A moment after, coming out of one of the casemates, her head-dress got slightly out of order, and she begged that I would remedy the accident, but, having to bend her head down, the state in which I was could no longer remain a secret for her.  In order to avoid greater confusion to both of us, she enquired who had made my watch ribbon; I told her it was a present from my sister, and she desired to examine it, but when I answered her that it was fastened to the fob-pocket, and found that she disbelieved me, I added that she could see for herself.  She put her hand to it, and a natural but involuntary excitement caused me to be very indiscreet.  She must have felt vexed, for she saw that she had made a mistake in her estimate of my character; she became more timid, she would not laugh any more, and we joined her mother and the major who was shewing her, in a sentry-box, the body of Marshal de Schulenburg which had been deposited there until the mausoleum erected for him was completed.  As for myself, I felt deeply ashamed.  I thought myself the first man who had alarmed her innocence, and I felt ready to do anything to atone for the insult.

Such was my delicacy of feeling in those days.  I used to credit people with exalted sentiments, which often existed only in my imagination.  I must confess that time has entirely destroyed that delicacy; yet I do not believe myself worse than other men, my equals in age and inexperience.

We returned to the count’s apartment, and the day passed off rather gloomily.  Towards evening the ladies went away, but the countess gave me a pressing invitation to call upon them in Venice.

The young lady, whom I thought I had insulted, had made such a deep impression upon me that the seven following days seemed very long; yet I was impatient to see her again only that I might entreat her forgiveness, and convince her of my repentance.

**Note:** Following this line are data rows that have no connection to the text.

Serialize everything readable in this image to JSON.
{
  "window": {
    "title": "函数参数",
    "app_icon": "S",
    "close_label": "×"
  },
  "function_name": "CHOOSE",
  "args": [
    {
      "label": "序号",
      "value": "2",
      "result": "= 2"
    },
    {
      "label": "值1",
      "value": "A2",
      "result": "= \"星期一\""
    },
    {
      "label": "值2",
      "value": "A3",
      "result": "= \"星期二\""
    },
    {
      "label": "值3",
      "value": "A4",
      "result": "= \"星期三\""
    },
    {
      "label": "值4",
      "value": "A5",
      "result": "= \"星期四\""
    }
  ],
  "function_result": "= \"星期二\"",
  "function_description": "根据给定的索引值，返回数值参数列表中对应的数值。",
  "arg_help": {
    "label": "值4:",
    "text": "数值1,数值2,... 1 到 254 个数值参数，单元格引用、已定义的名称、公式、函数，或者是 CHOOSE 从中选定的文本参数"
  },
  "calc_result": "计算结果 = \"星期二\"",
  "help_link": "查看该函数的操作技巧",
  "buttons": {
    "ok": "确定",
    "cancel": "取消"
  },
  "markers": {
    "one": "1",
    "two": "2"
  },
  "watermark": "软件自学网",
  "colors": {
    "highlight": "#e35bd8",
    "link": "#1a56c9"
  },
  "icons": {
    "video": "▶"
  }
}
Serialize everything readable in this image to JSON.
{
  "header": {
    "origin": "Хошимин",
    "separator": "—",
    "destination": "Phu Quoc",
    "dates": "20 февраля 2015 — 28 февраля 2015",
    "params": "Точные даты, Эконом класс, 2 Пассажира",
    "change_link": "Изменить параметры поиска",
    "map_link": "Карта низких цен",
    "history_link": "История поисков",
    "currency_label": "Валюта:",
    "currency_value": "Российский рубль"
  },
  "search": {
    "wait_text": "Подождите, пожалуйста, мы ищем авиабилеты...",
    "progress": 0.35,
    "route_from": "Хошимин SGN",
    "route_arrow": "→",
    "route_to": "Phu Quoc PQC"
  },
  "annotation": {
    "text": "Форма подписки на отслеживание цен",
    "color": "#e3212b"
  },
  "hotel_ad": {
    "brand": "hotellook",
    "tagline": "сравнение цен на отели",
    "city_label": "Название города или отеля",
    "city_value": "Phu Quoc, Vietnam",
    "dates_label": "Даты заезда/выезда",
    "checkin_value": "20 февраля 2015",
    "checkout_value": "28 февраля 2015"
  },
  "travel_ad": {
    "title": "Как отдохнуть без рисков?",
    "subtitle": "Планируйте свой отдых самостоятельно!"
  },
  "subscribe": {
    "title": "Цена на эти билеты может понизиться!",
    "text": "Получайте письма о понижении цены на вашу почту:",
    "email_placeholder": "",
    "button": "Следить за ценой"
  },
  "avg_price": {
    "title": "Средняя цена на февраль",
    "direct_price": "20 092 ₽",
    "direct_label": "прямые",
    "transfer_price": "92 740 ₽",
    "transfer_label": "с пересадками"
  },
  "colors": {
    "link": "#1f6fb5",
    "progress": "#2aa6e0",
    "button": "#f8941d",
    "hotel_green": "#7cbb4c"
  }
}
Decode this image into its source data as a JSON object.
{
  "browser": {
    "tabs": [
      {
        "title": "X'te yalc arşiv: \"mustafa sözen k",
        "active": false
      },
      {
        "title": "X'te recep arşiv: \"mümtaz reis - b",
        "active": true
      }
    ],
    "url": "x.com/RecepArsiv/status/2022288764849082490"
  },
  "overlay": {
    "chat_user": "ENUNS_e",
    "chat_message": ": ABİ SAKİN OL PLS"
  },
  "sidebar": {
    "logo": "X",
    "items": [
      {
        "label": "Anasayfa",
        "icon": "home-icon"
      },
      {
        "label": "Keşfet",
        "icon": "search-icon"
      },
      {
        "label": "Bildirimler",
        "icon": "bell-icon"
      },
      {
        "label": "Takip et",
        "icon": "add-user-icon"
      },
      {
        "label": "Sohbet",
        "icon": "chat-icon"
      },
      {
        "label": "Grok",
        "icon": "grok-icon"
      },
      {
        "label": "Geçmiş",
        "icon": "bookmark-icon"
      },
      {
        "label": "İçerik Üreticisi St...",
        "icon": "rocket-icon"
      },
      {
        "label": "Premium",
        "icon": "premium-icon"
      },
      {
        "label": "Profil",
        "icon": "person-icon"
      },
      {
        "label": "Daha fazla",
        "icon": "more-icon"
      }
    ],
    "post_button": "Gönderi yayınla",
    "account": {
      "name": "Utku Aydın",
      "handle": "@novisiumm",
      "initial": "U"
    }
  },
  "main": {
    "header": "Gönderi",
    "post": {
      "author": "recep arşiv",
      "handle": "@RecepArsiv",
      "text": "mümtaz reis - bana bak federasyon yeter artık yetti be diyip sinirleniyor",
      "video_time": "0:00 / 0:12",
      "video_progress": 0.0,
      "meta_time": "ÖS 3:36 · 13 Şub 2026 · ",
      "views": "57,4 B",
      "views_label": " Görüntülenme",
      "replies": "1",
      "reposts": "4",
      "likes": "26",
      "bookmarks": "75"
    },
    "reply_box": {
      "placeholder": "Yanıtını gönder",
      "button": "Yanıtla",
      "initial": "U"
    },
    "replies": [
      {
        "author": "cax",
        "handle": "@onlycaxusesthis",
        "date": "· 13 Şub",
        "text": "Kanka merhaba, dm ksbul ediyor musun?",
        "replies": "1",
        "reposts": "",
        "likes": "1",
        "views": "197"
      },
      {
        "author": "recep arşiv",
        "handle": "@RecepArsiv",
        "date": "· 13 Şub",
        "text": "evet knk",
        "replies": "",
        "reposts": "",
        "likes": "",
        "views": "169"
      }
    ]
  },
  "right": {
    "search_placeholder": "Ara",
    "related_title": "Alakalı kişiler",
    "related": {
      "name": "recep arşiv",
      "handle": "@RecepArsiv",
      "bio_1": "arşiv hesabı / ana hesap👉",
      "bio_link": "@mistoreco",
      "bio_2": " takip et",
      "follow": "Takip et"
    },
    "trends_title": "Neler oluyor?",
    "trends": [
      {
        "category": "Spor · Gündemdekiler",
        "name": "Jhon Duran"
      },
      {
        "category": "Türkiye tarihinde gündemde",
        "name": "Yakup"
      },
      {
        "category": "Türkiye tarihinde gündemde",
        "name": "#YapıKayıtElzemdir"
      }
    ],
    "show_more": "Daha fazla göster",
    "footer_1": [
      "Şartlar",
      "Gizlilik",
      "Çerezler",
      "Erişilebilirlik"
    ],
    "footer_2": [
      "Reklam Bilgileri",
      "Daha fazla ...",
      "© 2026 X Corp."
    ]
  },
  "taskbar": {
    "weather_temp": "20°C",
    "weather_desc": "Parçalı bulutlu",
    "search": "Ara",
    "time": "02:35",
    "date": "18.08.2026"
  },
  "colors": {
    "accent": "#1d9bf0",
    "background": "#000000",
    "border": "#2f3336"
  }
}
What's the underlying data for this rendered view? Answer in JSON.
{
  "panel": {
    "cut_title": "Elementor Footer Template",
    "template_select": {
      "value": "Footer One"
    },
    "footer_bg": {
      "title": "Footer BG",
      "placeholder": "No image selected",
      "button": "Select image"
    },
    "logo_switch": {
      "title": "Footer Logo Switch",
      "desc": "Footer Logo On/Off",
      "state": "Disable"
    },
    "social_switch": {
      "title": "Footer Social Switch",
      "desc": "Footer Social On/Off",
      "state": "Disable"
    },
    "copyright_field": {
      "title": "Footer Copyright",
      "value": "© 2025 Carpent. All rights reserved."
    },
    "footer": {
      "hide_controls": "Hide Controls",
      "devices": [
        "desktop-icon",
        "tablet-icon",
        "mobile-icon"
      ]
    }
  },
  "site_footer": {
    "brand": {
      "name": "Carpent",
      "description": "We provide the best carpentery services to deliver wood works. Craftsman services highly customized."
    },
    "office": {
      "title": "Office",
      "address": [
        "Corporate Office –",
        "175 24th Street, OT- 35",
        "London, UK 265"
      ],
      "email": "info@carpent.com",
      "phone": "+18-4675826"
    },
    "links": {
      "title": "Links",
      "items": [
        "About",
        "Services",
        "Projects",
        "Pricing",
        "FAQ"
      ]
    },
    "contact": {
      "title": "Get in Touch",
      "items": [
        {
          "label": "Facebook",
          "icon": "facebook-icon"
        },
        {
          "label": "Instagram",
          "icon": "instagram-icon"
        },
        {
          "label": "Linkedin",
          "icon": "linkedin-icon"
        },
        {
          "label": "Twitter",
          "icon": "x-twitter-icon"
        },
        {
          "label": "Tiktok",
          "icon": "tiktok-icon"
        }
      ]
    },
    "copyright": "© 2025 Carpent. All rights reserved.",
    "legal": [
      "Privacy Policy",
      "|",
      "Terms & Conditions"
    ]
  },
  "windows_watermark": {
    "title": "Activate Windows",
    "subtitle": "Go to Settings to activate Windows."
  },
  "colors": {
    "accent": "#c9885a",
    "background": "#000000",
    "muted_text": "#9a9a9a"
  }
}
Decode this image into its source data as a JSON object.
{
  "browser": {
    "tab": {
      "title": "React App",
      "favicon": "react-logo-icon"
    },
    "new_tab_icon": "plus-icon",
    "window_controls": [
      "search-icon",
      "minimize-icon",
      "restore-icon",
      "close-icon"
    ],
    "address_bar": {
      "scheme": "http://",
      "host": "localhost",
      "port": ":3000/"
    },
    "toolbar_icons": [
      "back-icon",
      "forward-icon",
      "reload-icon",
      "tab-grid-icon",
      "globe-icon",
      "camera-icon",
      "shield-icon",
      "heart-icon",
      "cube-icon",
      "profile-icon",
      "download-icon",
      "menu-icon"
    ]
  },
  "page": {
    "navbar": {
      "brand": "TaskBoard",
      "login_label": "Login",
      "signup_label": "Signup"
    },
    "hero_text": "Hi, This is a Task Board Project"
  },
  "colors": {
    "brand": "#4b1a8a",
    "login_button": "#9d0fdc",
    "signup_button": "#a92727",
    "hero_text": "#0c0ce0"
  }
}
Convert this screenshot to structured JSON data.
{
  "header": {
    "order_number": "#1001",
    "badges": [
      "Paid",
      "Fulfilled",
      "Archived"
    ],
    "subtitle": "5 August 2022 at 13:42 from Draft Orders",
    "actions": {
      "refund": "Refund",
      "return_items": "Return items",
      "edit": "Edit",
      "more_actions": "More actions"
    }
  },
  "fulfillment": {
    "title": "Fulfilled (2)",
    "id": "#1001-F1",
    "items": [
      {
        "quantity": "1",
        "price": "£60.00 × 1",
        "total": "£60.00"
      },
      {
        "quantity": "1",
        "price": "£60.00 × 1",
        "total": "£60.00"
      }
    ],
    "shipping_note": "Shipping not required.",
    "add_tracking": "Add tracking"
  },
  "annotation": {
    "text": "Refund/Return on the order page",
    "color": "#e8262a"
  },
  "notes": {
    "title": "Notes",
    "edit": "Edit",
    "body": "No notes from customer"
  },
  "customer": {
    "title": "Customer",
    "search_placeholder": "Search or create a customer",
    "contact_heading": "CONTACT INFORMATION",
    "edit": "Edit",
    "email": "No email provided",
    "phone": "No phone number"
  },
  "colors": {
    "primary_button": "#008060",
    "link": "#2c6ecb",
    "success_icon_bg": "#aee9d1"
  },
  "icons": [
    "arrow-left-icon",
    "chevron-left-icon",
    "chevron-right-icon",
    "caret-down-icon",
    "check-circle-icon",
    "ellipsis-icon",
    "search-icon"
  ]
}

The following day the count was visited by his son; he was plain-featured, but a thorough gentleman, and modest withal.  Twenty-five years afterwards I met him in Spain, a cadet in the king’s body-guard.  He had served as a private twenty years before obtaining this poor promotion.  The reader will hear of him in good time; I will only mention here that when I met him in Spain, he stood me out that I had never known him; his self-love prompted this very contemptible lie.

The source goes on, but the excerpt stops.